Sax started forward and the black seemed to scrutinize his features intently. "You Stobart?" he asked.

"Yes. My name's Stobart," answered Sax. "What d'you want?"

The black fellow smiled again, groped in his shirt, and pulled out a dirty piece of folded paper. He held it in his hand and again looked at the lad as if to make quite sure he was not being deceived.

"Boss Stobart, him say, you walk longa Oodnadatta. You find um my son. You give 'im paper yabber. Him good fella, Boss Stobart, so I go. My name Yarloo."

The words came slowly, as if the man were repeating something he had said over and over in his mind. But the words were quite distinct.

He handed the "paper yabber" to Sax, and disappeared. The two friends came close together round the candle and looked at the paper which had come to them from the unknown by such a strange hand. For a few moments Sax was too excited to open it. What was the news it contained? Good or bad? It was not addressed, or, if it ever had been, the handling to which it had been subjected had worn any writing completely off the outside.

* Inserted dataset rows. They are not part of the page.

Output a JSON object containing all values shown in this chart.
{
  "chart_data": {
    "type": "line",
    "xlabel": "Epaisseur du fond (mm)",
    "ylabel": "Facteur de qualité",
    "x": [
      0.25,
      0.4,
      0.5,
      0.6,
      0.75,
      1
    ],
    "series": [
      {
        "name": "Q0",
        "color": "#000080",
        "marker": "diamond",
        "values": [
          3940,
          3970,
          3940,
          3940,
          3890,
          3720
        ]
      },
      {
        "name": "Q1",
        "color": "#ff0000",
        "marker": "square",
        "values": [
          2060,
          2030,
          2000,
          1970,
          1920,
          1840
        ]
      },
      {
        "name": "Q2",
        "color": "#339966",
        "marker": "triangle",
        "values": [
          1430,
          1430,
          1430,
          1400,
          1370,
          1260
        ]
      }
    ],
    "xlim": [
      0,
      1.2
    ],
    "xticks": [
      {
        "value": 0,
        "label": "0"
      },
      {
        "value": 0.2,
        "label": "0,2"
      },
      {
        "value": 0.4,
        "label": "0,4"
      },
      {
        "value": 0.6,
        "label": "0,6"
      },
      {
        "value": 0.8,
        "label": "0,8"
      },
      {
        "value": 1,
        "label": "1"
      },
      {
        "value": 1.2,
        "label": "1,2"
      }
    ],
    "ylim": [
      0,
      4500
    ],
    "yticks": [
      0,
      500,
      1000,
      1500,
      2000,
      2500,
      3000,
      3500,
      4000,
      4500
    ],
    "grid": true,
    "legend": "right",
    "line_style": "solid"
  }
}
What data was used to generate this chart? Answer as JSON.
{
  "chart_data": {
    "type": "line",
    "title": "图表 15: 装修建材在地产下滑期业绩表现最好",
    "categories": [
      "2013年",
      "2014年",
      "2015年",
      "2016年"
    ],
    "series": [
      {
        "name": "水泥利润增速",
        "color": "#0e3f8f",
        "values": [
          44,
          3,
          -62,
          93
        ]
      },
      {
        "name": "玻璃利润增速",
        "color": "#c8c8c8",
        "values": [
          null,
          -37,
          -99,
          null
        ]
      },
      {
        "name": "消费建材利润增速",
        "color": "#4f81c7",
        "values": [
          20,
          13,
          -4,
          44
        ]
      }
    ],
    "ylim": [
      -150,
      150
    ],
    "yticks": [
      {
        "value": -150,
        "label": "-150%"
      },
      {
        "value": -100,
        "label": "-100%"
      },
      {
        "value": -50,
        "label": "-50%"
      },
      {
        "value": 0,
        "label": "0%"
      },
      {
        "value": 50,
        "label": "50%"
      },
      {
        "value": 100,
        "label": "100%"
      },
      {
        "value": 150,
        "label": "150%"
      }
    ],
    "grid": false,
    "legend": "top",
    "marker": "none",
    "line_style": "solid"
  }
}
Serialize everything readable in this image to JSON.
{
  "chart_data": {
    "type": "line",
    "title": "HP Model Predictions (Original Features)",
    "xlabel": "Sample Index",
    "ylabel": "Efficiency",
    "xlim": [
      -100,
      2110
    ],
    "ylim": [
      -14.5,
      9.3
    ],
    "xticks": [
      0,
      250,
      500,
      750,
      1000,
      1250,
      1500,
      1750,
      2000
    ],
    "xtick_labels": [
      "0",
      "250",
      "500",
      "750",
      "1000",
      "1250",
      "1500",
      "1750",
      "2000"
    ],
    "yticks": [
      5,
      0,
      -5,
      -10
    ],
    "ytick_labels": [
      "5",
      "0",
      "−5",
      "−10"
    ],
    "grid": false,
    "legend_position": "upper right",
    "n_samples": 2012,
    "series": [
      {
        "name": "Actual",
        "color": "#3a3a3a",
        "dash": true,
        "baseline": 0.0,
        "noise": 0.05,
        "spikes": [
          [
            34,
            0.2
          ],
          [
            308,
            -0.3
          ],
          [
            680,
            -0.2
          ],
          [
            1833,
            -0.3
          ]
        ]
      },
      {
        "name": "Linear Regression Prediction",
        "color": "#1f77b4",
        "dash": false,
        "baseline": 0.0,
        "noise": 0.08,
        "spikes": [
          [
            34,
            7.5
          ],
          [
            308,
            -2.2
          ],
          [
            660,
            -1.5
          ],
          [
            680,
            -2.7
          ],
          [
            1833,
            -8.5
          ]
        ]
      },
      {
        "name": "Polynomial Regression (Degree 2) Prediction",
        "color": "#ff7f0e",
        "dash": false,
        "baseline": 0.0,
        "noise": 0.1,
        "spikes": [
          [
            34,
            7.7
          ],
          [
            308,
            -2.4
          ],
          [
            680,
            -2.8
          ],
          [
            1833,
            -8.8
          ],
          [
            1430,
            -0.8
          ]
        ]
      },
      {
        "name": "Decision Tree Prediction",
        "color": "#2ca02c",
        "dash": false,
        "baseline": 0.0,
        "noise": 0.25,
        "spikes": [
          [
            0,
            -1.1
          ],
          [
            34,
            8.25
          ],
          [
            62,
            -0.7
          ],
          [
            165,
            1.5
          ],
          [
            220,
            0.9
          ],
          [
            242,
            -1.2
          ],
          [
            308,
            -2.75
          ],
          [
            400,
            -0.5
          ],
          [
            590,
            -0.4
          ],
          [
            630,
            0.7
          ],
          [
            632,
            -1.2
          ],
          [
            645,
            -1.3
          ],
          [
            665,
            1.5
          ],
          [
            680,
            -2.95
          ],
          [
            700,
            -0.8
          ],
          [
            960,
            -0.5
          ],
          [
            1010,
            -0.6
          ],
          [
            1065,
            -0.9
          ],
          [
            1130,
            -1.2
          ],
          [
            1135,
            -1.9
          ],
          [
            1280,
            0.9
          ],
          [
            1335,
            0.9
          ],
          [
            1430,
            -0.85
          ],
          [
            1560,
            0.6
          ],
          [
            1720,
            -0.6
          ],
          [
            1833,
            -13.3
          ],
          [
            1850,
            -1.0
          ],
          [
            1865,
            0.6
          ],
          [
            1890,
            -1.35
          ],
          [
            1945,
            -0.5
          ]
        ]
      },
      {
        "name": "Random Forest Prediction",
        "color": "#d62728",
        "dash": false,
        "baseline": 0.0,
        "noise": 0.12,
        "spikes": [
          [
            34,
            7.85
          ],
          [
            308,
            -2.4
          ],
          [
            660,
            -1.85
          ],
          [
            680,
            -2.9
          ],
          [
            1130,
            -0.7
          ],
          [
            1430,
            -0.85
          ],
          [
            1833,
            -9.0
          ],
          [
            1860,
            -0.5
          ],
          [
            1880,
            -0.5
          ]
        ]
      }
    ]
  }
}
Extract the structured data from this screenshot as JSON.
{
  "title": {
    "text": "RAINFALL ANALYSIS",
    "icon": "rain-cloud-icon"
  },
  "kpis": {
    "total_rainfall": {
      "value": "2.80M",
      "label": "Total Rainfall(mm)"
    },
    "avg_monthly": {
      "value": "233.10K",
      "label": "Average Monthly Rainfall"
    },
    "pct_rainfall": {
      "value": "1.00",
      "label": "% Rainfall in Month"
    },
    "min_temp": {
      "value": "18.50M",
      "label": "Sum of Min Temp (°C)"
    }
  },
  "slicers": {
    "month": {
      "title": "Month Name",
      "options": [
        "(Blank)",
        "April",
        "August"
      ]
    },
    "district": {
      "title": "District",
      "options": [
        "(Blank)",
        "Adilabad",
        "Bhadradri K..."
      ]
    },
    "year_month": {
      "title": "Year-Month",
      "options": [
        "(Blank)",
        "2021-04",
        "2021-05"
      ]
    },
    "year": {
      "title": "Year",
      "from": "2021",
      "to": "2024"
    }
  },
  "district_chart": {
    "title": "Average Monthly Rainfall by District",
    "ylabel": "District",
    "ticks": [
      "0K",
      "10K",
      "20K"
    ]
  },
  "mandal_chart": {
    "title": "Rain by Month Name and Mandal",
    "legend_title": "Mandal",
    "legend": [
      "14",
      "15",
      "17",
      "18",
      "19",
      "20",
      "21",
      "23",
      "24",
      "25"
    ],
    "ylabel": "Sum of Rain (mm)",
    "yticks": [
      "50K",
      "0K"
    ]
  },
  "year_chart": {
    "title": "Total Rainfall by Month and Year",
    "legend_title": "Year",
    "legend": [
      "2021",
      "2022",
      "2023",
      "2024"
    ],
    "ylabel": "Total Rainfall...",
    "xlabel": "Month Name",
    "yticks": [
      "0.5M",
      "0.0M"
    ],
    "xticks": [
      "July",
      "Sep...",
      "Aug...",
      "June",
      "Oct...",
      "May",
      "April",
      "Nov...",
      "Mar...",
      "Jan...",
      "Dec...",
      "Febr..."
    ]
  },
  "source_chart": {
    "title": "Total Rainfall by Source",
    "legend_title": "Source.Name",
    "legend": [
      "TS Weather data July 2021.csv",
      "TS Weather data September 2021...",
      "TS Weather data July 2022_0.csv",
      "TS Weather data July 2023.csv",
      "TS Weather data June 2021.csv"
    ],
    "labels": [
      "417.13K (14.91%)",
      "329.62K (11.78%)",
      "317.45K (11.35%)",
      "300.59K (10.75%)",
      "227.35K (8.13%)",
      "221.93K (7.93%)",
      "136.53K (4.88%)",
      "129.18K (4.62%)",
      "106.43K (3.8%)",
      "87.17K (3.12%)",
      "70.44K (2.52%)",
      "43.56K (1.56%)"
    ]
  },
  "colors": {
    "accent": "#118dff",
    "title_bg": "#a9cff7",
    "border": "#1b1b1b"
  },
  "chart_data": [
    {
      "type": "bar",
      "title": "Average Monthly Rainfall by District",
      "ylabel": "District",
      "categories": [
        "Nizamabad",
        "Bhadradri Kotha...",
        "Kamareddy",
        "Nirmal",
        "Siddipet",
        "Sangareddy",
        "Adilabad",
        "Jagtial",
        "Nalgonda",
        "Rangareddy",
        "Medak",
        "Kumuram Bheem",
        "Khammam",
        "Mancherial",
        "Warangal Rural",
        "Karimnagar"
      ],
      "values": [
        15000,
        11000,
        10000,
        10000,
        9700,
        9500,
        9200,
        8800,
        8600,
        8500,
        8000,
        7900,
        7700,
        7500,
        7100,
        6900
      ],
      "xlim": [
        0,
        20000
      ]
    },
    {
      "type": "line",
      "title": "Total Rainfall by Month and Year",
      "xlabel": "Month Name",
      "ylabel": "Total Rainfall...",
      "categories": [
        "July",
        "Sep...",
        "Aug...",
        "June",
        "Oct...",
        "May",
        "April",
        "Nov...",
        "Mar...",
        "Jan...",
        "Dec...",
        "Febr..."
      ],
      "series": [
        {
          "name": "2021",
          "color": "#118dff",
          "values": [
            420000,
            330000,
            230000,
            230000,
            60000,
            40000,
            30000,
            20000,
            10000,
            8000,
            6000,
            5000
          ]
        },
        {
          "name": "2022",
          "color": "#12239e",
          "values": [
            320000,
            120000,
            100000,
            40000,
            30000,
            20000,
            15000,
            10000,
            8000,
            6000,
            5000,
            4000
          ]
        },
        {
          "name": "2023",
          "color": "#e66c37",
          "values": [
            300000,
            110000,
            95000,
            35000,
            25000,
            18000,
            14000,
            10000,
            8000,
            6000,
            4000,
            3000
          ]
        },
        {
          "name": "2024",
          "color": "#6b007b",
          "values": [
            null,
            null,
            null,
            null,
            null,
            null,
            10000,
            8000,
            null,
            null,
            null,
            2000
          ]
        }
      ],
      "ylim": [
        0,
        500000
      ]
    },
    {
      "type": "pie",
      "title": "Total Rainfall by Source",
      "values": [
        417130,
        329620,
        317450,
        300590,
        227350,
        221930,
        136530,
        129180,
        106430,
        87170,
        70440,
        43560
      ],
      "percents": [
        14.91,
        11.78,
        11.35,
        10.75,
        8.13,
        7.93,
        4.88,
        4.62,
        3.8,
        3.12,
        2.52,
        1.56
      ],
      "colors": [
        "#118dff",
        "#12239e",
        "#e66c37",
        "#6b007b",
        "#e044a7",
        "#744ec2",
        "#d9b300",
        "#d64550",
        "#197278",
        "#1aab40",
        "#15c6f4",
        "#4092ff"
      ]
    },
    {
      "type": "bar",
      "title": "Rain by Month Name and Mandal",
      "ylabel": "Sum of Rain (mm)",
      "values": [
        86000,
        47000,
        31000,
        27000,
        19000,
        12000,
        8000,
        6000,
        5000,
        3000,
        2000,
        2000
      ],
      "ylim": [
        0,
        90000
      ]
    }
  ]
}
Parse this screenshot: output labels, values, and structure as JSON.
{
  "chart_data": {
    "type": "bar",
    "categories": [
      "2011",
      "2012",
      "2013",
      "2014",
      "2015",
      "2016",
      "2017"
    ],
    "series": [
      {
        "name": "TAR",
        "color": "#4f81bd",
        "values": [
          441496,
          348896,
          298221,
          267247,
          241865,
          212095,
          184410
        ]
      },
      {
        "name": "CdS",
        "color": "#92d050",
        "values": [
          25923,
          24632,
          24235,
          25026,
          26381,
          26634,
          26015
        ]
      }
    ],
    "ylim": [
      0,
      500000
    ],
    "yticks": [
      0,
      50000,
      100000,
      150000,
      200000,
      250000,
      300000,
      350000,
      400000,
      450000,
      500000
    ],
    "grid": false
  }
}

At last the lad opened it. It was a sheet torn from a common note-book ruled with lines and columns for figures, the sort of thing on which a rough man would keep his rough accounts. It contained writing in pencil by a hand which Sax at once recognized as his father's; but it was uneven as if it had been written in the dark. The words were:

"In difficulties. Musgrave Ranges. Tell
Oodnadatta trooper, but no one else." (These last three
words were underlined several times.) "He'll
understand. Boy quite reliable. Don't worry.
Get a job somewhere. "STOBART."

The friends read it to themselves, and then Sax read it out loud.

"'In difficulties'," said Vaughan. "What does that mean?"